Im August 2017 wurden die beiden MIT-Funktionäre Erhan Pekçetin und Aydın Günel in Dokan im südkurdischen Gouvernement Silêmanî von einer Sondereinheit der HPG verhaftet. Beide gestanden, dass die Morde an Sakine Cansız, Fidan Doğan und Leyla Şaylemez am 9. Januar 2013 in Paris vom türkischen Geheimdienst MIT geplant und ausgeführt wurden.

Bei den neun in PKK-Gefangenschaft befindlichen Soldaten und Polizisten handelt es sich um:

Sedat Sorgun: Soldat aus Erzîrom (Erzurum). Gefangengenommen während seines Wehrdienstes im Typ-F-Gefängnis von Wan (Van). Seit vier Jahren in Gefangenschaft.

Ümit Gıcır: Soldat aus Balıkesir.

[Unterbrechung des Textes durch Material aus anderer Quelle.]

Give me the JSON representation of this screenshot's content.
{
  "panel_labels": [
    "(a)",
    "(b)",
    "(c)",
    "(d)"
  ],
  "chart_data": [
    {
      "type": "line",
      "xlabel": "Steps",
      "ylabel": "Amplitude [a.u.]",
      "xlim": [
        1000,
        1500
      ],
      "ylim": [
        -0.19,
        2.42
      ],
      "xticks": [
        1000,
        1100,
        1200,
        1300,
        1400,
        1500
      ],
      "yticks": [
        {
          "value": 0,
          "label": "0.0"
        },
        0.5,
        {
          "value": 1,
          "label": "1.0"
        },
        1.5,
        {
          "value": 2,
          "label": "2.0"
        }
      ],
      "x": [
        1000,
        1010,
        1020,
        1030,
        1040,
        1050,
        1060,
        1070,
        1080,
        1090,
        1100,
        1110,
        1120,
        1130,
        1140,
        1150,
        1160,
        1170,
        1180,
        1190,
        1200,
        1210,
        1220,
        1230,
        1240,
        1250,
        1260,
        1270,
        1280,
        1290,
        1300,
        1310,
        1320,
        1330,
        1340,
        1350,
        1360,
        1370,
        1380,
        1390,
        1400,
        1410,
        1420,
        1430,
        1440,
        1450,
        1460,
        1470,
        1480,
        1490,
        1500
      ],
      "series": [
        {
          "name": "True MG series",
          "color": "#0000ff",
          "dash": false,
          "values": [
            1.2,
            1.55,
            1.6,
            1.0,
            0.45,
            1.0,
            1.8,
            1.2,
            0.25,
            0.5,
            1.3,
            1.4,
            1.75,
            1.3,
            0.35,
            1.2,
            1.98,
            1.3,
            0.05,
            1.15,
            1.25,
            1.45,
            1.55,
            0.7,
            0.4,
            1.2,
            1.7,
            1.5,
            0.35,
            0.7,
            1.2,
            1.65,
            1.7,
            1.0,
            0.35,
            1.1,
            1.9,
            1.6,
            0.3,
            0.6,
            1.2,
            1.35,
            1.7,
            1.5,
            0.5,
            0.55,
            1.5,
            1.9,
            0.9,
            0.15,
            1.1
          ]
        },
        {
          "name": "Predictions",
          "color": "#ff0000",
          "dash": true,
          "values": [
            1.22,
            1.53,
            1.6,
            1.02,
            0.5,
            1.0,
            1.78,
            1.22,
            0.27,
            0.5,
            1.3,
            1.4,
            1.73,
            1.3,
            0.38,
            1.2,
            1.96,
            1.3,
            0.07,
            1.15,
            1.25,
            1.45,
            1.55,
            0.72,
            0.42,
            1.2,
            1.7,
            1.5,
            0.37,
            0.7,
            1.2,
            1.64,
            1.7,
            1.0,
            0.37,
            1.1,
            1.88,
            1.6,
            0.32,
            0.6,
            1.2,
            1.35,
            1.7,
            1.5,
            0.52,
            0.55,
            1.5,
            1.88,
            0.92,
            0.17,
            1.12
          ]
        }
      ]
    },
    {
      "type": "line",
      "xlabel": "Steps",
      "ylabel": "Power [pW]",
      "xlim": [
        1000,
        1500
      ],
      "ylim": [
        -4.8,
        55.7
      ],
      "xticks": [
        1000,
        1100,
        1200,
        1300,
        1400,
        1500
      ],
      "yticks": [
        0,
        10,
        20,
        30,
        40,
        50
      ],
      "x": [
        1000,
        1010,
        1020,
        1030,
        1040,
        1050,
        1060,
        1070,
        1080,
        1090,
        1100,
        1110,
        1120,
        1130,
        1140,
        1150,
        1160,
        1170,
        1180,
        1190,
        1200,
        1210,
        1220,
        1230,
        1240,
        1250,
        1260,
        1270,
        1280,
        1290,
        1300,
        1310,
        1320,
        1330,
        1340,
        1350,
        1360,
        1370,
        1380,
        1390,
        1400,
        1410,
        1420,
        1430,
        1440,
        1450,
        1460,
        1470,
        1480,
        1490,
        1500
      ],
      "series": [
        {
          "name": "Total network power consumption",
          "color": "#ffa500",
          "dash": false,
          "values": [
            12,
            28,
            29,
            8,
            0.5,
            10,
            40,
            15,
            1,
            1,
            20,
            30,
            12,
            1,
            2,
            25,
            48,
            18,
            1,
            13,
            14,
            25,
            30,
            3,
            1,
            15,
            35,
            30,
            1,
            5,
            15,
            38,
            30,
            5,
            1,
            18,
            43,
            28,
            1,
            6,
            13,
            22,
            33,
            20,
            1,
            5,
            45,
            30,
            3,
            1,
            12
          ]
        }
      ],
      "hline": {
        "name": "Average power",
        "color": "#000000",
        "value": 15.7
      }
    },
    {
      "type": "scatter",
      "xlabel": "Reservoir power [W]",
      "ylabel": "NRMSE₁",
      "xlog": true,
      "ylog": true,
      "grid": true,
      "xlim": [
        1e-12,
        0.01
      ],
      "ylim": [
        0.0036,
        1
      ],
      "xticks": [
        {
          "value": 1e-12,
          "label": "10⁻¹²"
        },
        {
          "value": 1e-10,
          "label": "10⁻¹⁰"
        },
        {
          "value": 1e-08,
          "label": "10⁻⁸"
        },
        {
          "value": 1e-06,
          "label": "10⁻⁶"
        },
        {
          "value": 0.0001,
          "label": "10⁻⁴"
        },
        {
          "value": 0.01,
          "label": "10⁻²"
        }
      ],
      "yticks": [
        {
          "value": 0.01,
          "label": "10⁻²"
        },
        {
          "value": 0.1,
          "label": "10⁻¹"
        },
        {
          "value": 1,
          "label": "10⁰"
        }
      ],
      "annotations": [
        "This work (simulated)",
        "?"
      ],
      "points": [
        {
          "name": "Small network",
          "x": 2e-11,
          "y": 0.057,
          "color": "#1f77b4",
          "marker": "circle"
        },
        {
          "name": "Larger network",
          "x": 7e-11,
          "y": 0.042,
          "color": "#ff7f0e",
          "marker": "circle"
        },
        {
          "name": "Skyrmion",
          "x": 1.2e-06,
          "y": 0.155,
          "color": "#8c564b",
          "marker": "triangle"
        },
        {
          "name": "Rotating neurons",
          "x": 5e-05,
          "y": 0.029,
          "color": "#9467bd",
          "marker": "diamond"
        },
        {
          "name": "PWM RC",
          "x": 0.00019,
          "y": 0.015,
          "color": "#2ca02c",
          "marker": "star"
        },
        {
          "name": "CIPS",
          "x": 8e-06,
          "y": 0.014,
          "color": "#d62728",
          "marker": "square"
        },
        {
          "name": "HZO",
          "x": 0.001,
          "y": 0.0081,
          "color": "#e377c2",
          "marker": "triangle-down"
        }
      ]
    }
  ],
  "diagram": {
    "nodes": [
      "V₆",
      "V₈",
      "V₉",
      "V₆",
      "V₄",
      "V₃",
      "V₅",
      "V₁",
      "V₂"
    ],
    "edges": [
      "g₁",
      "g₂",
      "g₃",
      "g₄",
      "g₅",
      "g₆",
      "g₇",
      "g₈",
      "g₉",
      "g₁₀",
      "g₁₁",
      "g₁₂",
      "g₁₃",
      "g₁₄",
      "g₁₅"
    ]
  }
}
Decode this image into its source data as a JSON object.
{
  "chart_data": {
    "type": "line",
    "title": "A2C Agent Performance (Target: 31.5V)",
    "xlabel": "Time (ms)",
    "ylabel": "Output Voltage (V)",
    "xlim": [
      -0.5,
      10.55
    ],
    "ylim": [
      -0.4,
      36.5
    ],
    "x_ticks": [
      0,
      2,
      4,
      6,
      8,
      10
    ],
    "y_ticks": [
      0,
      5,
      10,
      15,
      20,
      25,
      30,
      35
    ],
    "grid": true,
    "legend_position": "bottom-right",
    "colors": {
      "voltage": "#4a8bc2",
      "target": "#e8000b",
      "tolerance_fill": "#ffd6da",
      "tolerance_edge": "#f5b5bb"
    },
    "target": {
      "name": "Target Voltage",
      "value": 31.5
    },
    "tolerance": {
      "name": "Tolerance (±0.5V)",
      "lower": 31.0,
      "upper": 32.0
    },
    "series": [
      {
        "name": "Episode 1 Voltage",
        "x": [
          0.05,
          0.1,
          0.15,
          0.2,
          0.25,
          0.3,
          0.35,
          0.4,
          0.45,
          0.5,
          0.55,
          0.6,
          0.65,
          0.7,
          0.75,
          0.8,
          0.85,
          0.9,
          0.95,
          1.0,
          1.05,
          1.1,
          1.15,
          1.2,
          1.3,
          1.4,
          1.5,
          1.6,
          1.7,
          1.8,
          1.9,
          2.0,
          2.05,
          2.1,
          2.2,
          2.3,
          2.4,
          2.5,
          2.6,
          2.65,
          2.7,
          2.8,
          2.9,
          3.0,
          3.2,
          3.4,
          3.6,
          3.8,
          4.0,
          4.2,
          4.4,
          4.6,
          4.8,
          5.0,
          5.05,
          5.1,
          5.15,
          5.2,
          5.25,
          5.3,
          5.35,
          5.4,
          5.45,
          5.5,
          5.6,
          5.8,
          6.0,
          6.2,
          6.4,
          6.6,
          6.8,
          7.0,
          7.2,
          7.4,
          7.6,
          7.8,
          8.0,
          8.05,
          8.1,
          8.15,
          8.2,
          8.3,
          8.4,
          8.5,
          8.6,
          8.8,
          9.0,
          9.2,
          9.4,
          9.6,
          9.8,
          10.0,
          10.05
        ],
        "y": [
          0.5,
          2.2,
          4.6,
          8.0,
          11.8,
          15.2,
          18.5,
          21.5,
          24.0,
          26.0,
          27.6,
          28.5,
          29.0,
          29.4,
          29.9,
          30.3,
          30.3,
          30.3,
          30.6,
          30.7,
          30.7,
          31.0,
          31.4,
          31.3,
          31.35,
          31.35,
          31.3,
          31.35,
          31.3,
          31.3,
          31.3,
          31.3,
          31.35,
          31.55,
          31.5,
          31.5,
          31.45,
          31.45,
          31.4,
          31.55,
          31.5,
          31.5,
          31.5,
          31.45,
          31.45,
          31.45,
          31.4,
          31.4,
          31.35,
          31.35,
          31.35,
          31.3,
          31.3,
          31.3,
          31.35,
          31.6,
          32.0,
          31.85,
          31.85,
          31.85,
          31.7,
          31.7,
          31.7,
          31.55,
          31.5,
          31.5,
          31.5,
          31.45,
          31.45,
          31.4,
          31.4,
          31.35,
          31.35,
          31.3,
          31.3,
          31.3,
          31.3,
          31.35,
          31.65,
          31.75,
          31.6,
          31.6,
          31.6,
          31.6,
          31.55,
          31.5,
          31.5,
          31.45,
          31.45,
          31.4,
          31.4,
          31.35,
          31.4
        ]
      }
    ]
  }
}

Gefangengenommen während seines Wehrdienstes in der Kommandozentrale der Militärpolizei (Jandarma) in der nordkurdischen Kreisstadt Çelê (Çukurca). Seit drei Jahren in Gefangenschaft.

Semih Özbey: Unteroffizier aus Meletî (Malatya). Seit seiner Festnahme in Dersim am 17. September 2015 inhaftiert.

Adil Kabaklı: Soldat aus Osmaniye. Gefangen auf dem Weg nach Dersim nach Abschluss der militärischen Ausbildung in Ankara. In Gefangenschaft seit vier Jahren.

Müslüm Altıntaş: Soldat aus Riha (Urfa). Nach den ersten 1,5 Monaten seines Wehrdienstes auf der Fernstraße Dersim-Ezirgan verhaftet. Gefangen seit vier Jahre.

Mevlüt Kahveci: Unteroffizier aus Eskişehir. Vor vier Jahren auf dem Weg von Çelê nach Colemêrg (Hakkari) festgenommen.

Sedat Yabalak: Polizist aus Mersin, Einsatzort in Riha. Wurde während einer Fahrt Richtung Dienststelle auf der Landstraße zwischen Amed und Licê festgenommen. Gefangen seit vier Jahren.

Süleyman Sungur: Soldat aus Sêrt (Siirt), ebenfalls auf der Strecke zwischen Amed und Licê festgenommen, als er auf dem Weg nach Çewlîg (Bingöl) war. In Gefangenschaft seit vier Jahren.

Hüseyin Sarı: Unteroffizier aus Maraş, der auf der Fahrt von Sarıkamış nach Maraş festgenommen wurde. Gefangen seit vier Jahren.

Hiniweis: Bei den Interviews handelt es sich um Archivaufnahmen.